|best macaroni salad ever|
Here's the recipe for the BEST mac salad ever featured on the Girl's Night In Post. I think I found this recipe year's ago on the Food Network site but over the years I've tweaked things here and there to make it more my style.
It's worth every single last calorie. But the key is to make this salad at least 24 hours in advance so the dressing can really soak into the noodles!

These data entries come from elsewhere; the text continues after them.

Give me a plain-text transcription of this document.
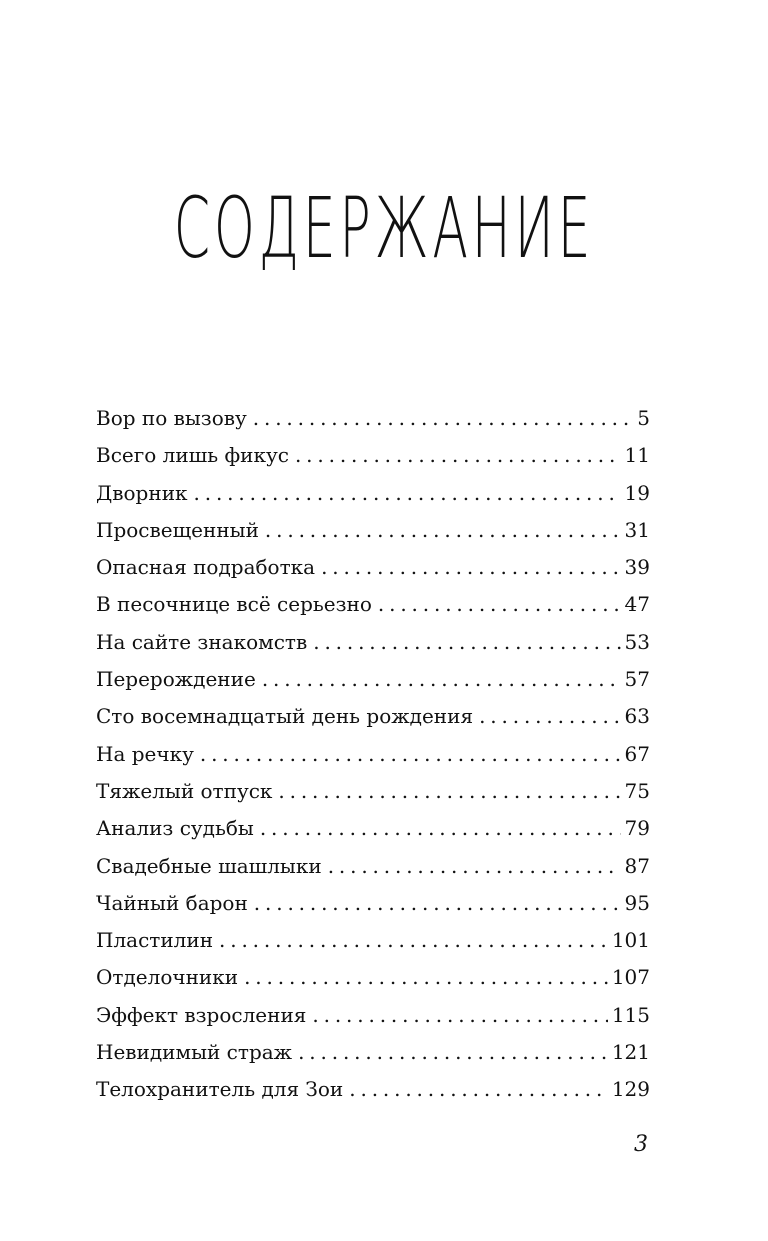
СОДЕРЖАНИЕ
Вор по вызову . . .	5
Всего лишь фикус . . .	11
Дворник . . .	19
Просвещенный . . .	31
Опасная подработка . . .	39
В песочнице всё серьезно . . .	47
На сайте знакомств . . .	53
Перерождение . . .	57
Сто восемнадцатый день рождения . . .	63
На речку . . .	67
Тяжелый отпуск . . .	75
Анализ судьбы . . .	79
Свадебные шашлыки . . .	87
Чайный барон . . .	95
Пластилин . . .	101
Отделочники . . .	107
Эффект взросления . . .	115
Невидимый страж . . .	121
Телохранитель для Зои . . .	129
3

Best Macaroni Salad Ever: 1.69 calories per gram
For the Dressing:
- 1.5 cup buttermilk
- 1.5 cup mayonnaise
- 2 tablespoon Dijon mustard
- 1 teaspoon Worcestershire sauce
- Salt and black pepper to taste
- Cayenne pepper and/ or hot sauce to tast
For the Salad:
- 3 cups cooked elbow macaroni
- 1 pound lean, cooked ham, cut into 1/2-inch cubes
- 2 ribs celery, chopped
- 1/2 cup peas
- 1/2 cup chopped sweet pickle
- 1/2 cup chopped red bell pepper
Garnish Ideas (optional and not included in calories):
- Cherry tomatoes
- Black olives
- Cubed Cheese
- Scallions or chives
- To make the dressing, whisk all ingredients together in a small bowl; cover, and refrigerate until ready to use.
- For the salad, toss macaroni in a large bowl with ham, celery, peas, pickles, and red pepper; add dressing and toss again.
- Refrigerate for at least 24 hours. It gets better for the next 48 hours and keeps for a week in the fridge
- Make at least 24 hours in advance
- For the buttermilk, I make my own with 1.5 cups 2% milk & 1.5 T vinegar and let sit at room temperature for at least 30 minutes.
- For 3 cups cooked macaroni boil 2 heaping cups of dry noodles in heavily salted water
- If you use relish instead of chopping up individual pickles, reduce to 1/4 cup
- For the bell pepper, I just use 1 bell pepper and don't really bother with the measurements
- Cube cheese, if using, into small cubes no more than 1/4 inch big. The smaller the better in this case.